Alouettes

Les Alouettes s'inclinent devant les Lions

Philippe Asselin

Publié | Mis à jour

Une poussée de 19 points au dernier quart a permis aux Lions de la Colombie-Britannique de mettre fin à la série de deux victoires des Alouettes de Montréal avec un gain de 32-14, vendredi soir, au Stade Percival-Molson.

Lors de cette séquence, Garry Peters a inscrit un touché sur un retour d'interception, la défensive a obtenu un touché de sûreté et le botteur Tyler Long a réussi ses deuxième et troisième placements du match.

Chez les Alouettes, l'offensive a été horrible n'inscrivant aucun point...

Le quart-arrière Antonio Pipkin a connu une soirée particulièrement difficile, ne réussissant que 52,4% de ses passes tentées et subissant quatre interceptions.

Le quart était visiblement secoué après la rencontre, répondant aux trois premières questions des journalistes par : «J'ai mal joué».

«J'avais l'impression que nous avions une chance et j'ai fait des erreurs, a par la suite ajouté Pipkin. À chaque fois que nous [l'attaque] entrions sur le terrain, on avait une opportunité de faire des points. La défense a fait un excellent travail [...] J'ai simplement été très mauvais dans les situations où nous nous devions de marquer des points.»

Il faut cependant dire que la ligne à l'attaque l'a régulièrement laissé tomber, comme le démontre les sept sacs du quart qu'il a subis. Pipkin a bien tenté de s'en sortir avec ses jambes, mais ses 69 verges au sol en neuf courses n'ont définitivement pas été suffisantes.

L'entraîneur-chef de l'équipe perdante, Mike Sherman, a cependant tenu à défendre son pivot.

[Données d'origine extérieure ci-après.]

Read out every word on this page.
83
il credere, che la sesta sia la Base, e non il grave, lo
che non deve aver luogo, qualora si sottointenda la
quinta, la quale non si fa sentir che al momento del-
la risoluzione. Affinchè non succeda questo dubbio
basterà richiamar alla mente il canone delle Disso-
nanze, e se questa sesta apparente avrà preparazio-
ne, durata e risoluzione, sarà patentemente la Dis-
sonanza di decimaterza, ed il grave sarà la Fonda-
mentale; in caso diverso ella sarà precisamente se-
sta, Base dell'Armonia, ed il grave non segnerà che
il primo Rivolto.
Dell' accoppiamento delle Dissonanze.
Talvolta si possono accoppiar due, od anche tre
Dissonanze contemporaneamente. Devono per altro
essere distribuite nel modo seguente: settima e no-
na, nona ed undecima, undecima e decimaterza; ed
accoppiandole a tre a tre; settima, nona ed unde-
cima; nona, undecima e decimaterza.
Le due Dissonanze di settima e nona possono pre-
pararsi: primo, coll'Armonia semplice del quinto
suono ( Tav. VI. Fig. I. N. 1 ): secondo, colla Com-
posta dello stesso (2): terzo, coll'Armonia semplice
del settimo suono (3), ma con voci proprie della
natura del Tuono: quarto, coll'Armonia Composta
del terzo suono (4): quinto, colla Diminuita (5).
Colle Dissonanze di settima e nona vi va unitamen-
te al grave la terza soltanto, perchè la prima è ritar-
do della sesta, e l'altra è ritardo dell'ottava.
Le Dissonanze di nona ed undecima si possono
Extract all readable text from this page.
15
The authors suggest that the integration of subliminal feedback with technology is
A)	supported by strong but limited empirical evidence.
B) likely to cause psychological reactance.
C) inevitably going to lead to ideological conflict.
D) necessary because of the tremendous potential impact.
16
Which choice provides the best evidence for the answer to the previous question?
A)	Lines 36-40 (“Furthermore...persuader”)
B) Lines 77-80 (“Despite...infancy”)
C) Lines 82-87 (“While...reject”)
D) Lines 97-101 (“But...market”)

«Nous n'étions tout simplement pas bons en attaque, autant les coachs que les joueurs, a indiqué le pilot des Alouettes. Il y a eu beaucoup de problèmes sur le plan de la protection. Ça aurait été une situation difficile pour n'importe quel quart-arrière.»

Il ne serait pas surprenant que l'état-major des Alouettes se tourne vers Johnny Manziel pour le prochain match, lui qui a exprimé son incompréhension face à sa non-utilisation cette semaine.

C'est la défensive et le botteur Boris Bédé qui ont inscrit l'ensemble des points des Moineaux.

Au troisième engagement, Chip Cox a bloqué une tentative de placement, Tevaughn Campbell a alors récupéré le ballon et l'a ramené sur une distance de 87 verges pour inscrire le seul touché des siens dans cette rencontre. Ce revirement, qui plaçait les Alouettes en avant 14-13 aura cependant été l'unique moment de réjouissance des partisans montréalais.

Toujours dans le match après une demie

Certains spectateurs n'avaient même pas eu le temps de s'asseoir que l'attaque des Alouettes commettait un premier revirement. En effet, Pipkin a lancé sa première interception de la rencontre au quatrième jeu du match.

Les Lions en ont immédiatement profité, alors que le quart-arrière Jonathon Jennings a conclu une courte séquence avec une passe de touché de 16 verges à Bryan Burnham.

Jennings venait tout juste d'entrer dans la mêlée, après que le partant Travis Lulay eut dû quitter le match en raison d'un dur contact.

Heureusement pour Pipkin et sa bande, la défense a ensuite limité les Lions à trois points, tandis que le botteur Boris Bédé a réussi deux placements, ce qui a permis aux Moineaux de retourner au vestiaire avec un retard de seulement quatre points. Une faveur que n'aura jamais remis l'attaque aux deux autres unités.

Une situation qui frustrait visiblement John Bowman dans le vestiaire des siens. Le vétéran n'a cependant pas voulu jeter la pierre à personne.

«C'est un jeu d'équipe, mais on ne peut pas accorder des revirements tard comme ça dans un match aussi serré. Nous allons soutenir notre attaque, nous n'allons pas pointer personne du doigt, mais nous ne devons plus perdre des matchs comme ça. C'est la quatrième ou la cinquième fois que nous échappons un match. Nous aurions vraiment une meilleure fiche, si nous arrêtions d'échapper des matchs.»